I've had great support from my family, fine doctors—many of whom were learning about diabetes from me—and blessings from God (I survived breast cancer in 1994).

But, after all those years, I'm still waiting to have one single day without the insulin shots that keep me alive. I'm "too healthy" for today's miracle cures, though I fight blood-glucose levels of 37 to 390 mg/dl with my pump.

Is there any answer for all this?

Kathleen Anstine
Lake San Marcos, California

Correction: In the February 2003 issue, we reported on calculating insulin-to-carbohydrate ratios ("Insulin to Carbohydrate Ratios: How Are They Calcu-lated?" p. 42).

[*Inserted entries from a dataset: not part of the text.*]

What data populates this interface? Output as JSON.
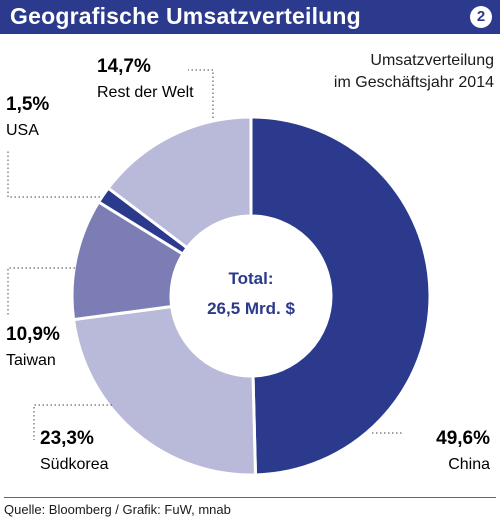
{
  "header": {
    "title": "Geografische Umsatzverteilung",
    "badge": "2"
  },
  "subtitle": {
    "line1": "Umsatzverteilung",
    "line2": "im Geschäftsjahr 2014"
  },
  "center": {
    "line1": "Total:",
    "line2": "26,5 Mrd. $"
  },
  "source": "Quelle: Bloomberg / Grafik: FuW, mnab",
  "colors": {
    "header": "#2b3a8c",
    "dark": "#2b3a8c",
    "medium": "#7d7db6",
    "light": "#b9b9d9"
  },
  "chart_data": {
    "type": "pie",
    "donut": true,
    "slices": [
      {
        "label": "China",
        "value": 49.6,
        "value_label": "49,6%",
        "color": "#2b3a8c"
      },
      {
        "label": "Südkorea",
        "value": 23.3,
        "value_label": "23,3%",
        "color": "#b9b9d9"
      },
      {
        "label": "Taiwan",
        "value": 10.9,
        "value_label": "10,9%",
        "color": "#7d7db6"
      },
      {
        "label": "USA",
        "value": 1.5,
        "value_label": "1,5%",
        "color": "#2b3a8c"
      },
      {
        "label": "Rest der Welt",
        "value": 14.7,
        "value_label": "14,7%",
        "color": "#b9b9d9"
      }
    ]
  }
}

The formula in Method A was inadvertently reversed. The correct Method A and example calculations are as follows. Method A: The 500/450 rule: 500 divided by TDD (for insulin sensitive), or 450 divided by TDD.

TDD is the total daily insulin dose.

For example, if TDD = 60 units:

500/60 = 8.33, or 1 unit insulin for each 8 grams CHO (1:8), or

450/60 = 7.5, or 1 unit insulin for each 7-8 grams CHO (1:7 or 1:8)

The starting ratio would be the physician's choice, based on your clinical history.

We express appreciation to several sharp-eyed readers who notified us of this error.